Critical: Your employer cannot use your immigration status to deny your workers’ comp claim, discourage you from filing, or retaliate against you for exercising your rights. Under R.C. 4123.90, retaliation against any employee for filing a claim is illegal — and that protection extends to undocumented workers. If your employer threatens you with immigration consequences for filing a claim, that is retaliation and may be separately actionable.
Mike has represented numerous undocumented workers throughout his career. The BWC processes claims based on the employment relationship, not the worker’s immigration status. Your claim is confidential, and the BWC does not share information with immigration authorities.
Vocational rehabilitation for injured temp workers
If your work injury prevents you from returning to your pre-injury job — whether that was a temporary assignment or otherwise — you may qualify for vocational rehabilitation through the BWC. Under R.C. 4121.63, vocational rehabilitation services are available to any injured worker whose claim is allowed and who cannot return to their former position of employment.
Vocational rehabilitation can include:
- Job retraining: Education and training for a new career that accommodates your physical restrictions.
- Educational assistance: Tuition, books, and fees for certificate programs, associate degrees, or vocational courses.
- Job placement: Professional assistance finding employment within your physical capabilities.
- Maintenance compensation: Living allowance payments while you are participating in a rehabilitation program.
The fact that you were a “temp” or “contractor” does not disqualify you from these benefits. What matters is that you have an allowed claim and that your injury prevents you from performing your prior job duties.
Protecting your claim as a temp worker
Temp workers face unique vulnerabilities that permanent employees do not. Based on 49 years of representing these workers, Mike recommends:
- Report to both employers: Notify both the staffing agency and the host employer supervisor of your injury immediately. Do not rely on one to inform the other.
- File the FROI yourself: Do not trust either employer to file the First Report of Injury on your behalf. Obtain the form, complete it, and submit it directly to the BWC.

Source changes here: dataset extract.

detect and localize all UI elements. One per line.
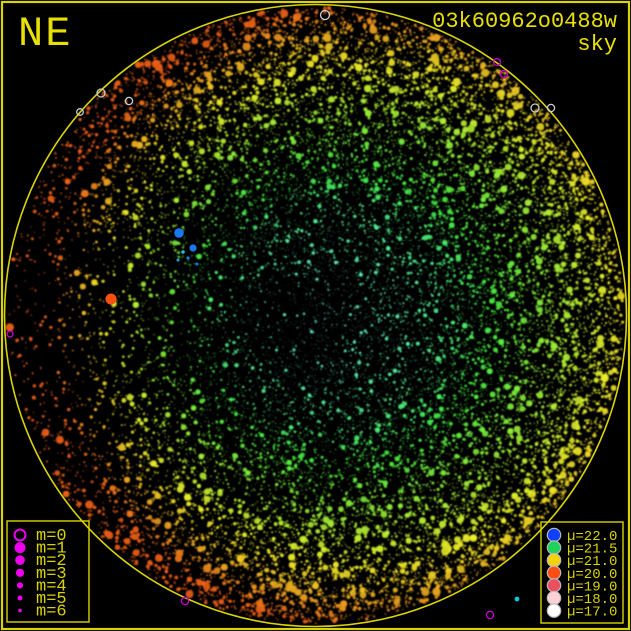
svg-text:µ=17.0: µ=17.0 [567, 605, 617, 621]
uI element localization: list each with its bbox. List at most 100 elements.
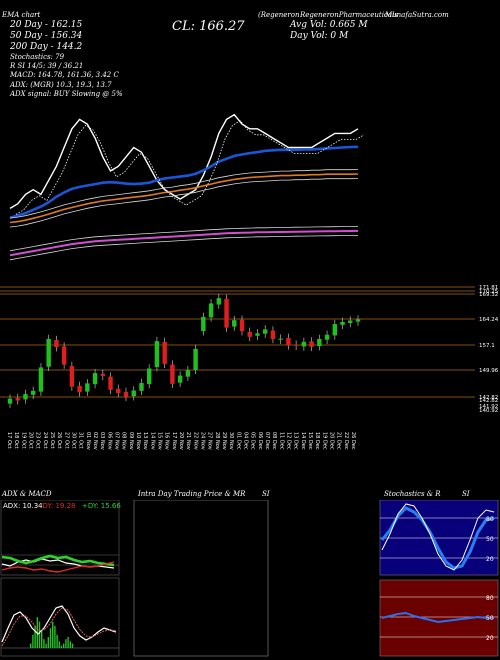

- Document the work environment: Photograph the area where you were injured, note safety hazards, and identify witnesses — including employees of the host employer.
- Do not sign anything: Staffing agencies sometimes present documents suggesting you were “at fault” or waiving your rights. Do not sign any document related to your injury without consulting an attorney.
- Contact an attorney early: Temp worker claims involve complex employer relationships. Having representation from the beginning ensures your claim is filed correctly and both avenues of recovery are preserved.